My dad was the kind of man who could stop at his favorite diner and walk away with stories to tell.

I always marveled at how he could be away on a short hunting trip yet come home with so many stories.

He was simply a great storyteller.

When he came back from deer or bear hunting, the first thing we asked him was: Did you get anything?

Often, the answer was no, especially in later years when he would say, “Those animals never did anything to me. Why should I shoot them?”

But he was a true outdoor man who loved being on the mountain and hiking in the woods.

I think it was the outdoor experience and hunting with his buddies that he relished.

I always loved the way he could share his experiences.

There came a time in my life when I became acutely aware that I wouldn’t have my parents forever. As someone who spent years interviewing people for stories, I decided to interview my parents so I could preserve their memories for our family.

I started with my dad, since he was the renowned storyteller. But I was shocked when he refused to do it.

“You’re the storyteller, not me. I only went up to fifth grade,” he said.

“That’s a story,” I said. “Why did you quit school so early?”

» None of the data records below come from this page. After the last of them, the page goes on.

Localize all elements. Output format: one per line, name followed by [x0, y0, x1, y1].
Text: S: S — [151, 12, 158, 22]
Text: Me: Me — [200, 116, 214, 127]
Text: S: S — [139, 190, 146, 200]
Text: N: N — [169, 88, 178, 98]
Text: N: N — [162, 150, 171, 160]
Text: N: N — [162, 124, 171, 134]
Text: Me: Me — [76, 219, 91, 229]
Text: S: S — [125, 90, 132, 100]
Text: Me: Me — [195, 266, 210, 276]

He said his father died right before he was born, leaving his mother with five children and no way to support them. As the boys were old enough, they had to quit school to work in a coal hole to help put food on the table.

It was startling to realize back then being in fifth grade was considered “old enough.”

Dad never once said the family was poor. He said everyone had it tough back then.

It was his story about green apples that let me know just how poor they were.

One day when he was hungry with nothing to eat he climbed a neighborhood apple tree and stuffed himself with green apples.

He laughed when he told me about getting the worst stomachache in his life because of those apples.

He laughed, too, when he told me about filling a burlap bag with coal then standing on the highway to sell it.

Dad never thought he had a tough life. “I had a good life,” he often said.

It was only through the stories he told that I understood his life and what he had to overcome. One thing I never understood was how someone could have that kind of deprivation and still think life was wonderful.

He was my hero.

My mother told me the worse day in my father’s life was when the family coal hole flooded and they couldn’t work until they pumped out the independent mine.

Something caused an explosion and his beloved brother Chick was caught in the fire. My father heard his brother’s screams as he burned to death but was powerless to help.

It was something he could never talk about because it was too painful.

My mother told only a few remnants about her tough early life. Her father, who was unbelievably mean, threw her out of the house when she was in sixth grade. She had to live with her older sisters, earning her keep by babysitting and cleaning for other people.

I never heard her talk about having a good time as a youngster. It was only when I brought home my first boyfriend that I realized my mother also had fun in her life.

When Mom quizzed Kenny about his parents, she was excited to learn his mother was one of her former best friends. She told me how they went skating each week and how much she loved it. It was in that skating rink that she met the handsome guy she married.

Do your parents ever talk about how they met? If not, it’s a good starting place for you to ask about the life your parents had before you came along.

My daughter Maria made the observation that kids don’t know what their parents went through in life.

“Knowing their stories might mend a hold or two in your own life,” she said.

Knowing family stories can also teach you a lot about your own life.

My mother tells the story about Frank, a boarder everyone hated. Except me.

As a baby, Mom said I reached my arms out to Frank whenever he went by. He would pick me up and gleefully carry me around the house.

When she told the story, I learned something about me: I always loved people.

The story also told me how to get along with difficult people: Love them first.

Researchers have found that sharing family stories across generations strengthens family bonds. It connects generations.

Most of all, family stories can help you understand yourself as well as your family.

Want to leave a legacy? Capture those family stories for you and future generations.